Buprenorphine is a partial agonist with a ceiling effect that prevents overdose in almost all patients who have even small degrees of opioid tolerance.   Almost all deaths from buprenorphine occur in people with limited or no tolerance to opioids.  In the presence of inverse or negative tolerance, the ceiling on buprenorphine’s opioid effect has less protective value.  Such was the case in the patient who is the subject of this discussion.

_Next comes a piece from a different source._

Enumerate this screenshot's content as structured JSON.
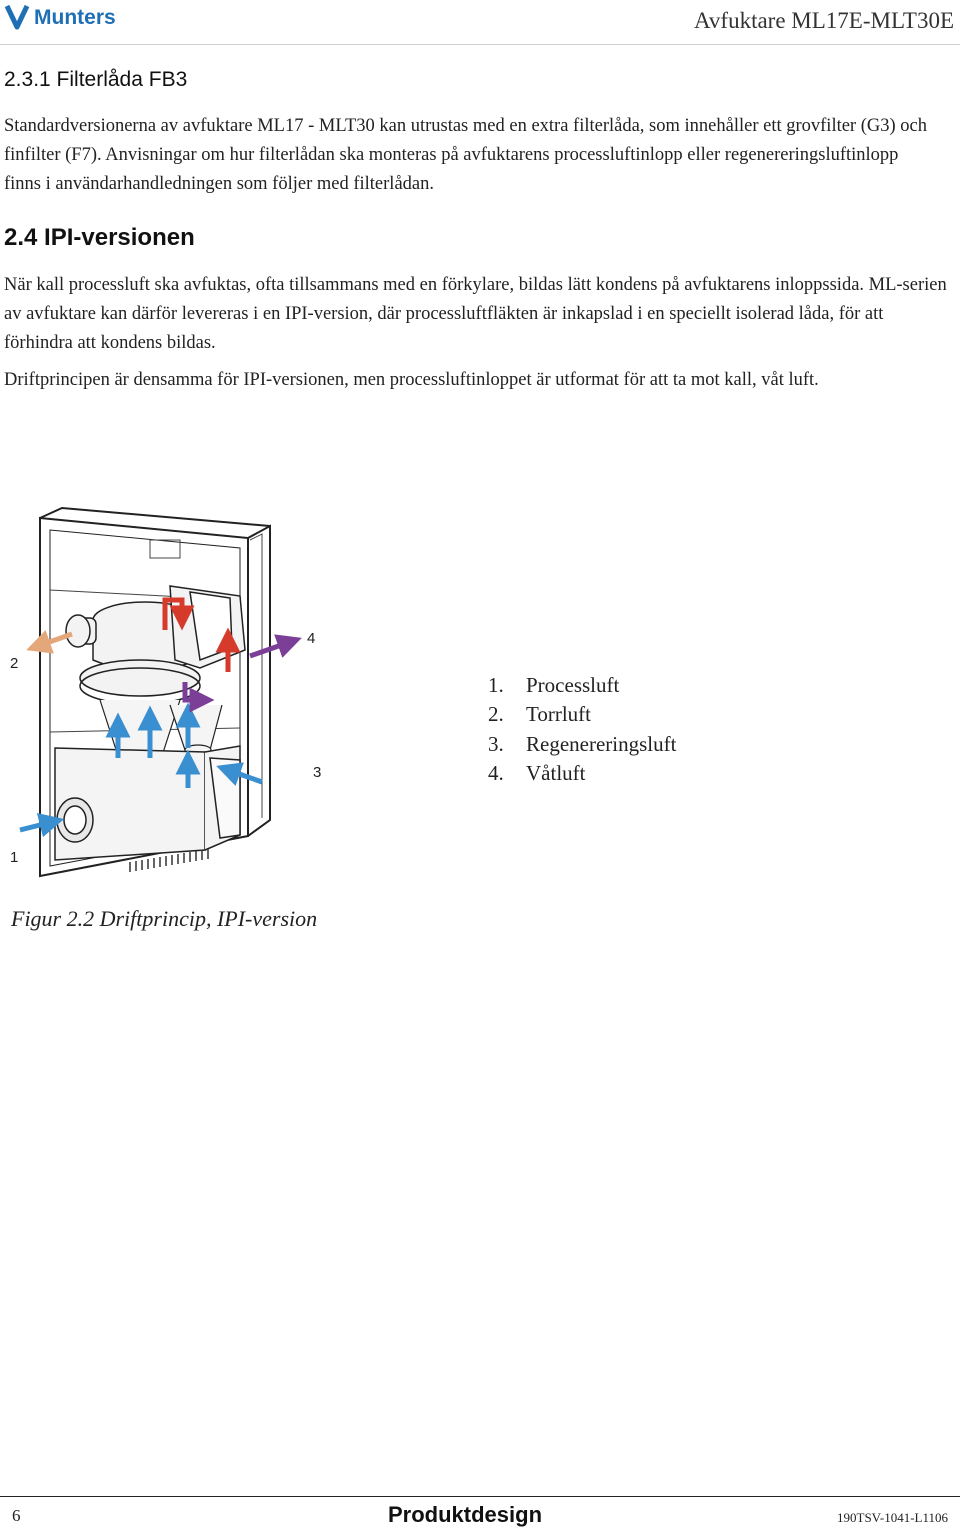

So what would have been a better plan?  Buprenorphine induction is always more dangerous in patients with low opioid tolerance, so careful patient selection will mitigate that risk.  In patients with low tolerance, reducing the starting dose buprenorphine to low-milligram levels does little to reduce the risk of respiratory depression because of the ceiling effect, which reflects the minimal difference in strength between 2 or 16 mg of buprenorphine.   Much lower doses of buprenorphine, on the order of 0.5-1 mg, are required to reduce risk of respiratory depression and overdose in patients with inverse tolerance to mu opioid agonists.
A second option would be to continue naltrexone through the induction process, and afterward gradually reduce the dose of naltrexone over a week or two.  As the block from naltrexone decreases, buprenorphine bound to mu receptors would gradually increase, allowing opioid tolerance to grow more slowly.  Precipitated withdrawal would not be a problem, as PW occurs when bound agonist is suddenly displaced by buprenorphine—  not when antagonists are displaced by agonists or partial agonists like buprenorphine.
Thankfully, the patient is now doing well, with no lingering problems caused by his course of treatment.  But the incident also relates to another common problem, i.e. the erroneous blaming of symptoms on medication ‘allergies’.  In an era of electronic medical records, that mistake often removes, permanently, a patient’s access to medication that may someday be helpful—and in the case of buprenorphine, irreplaceable.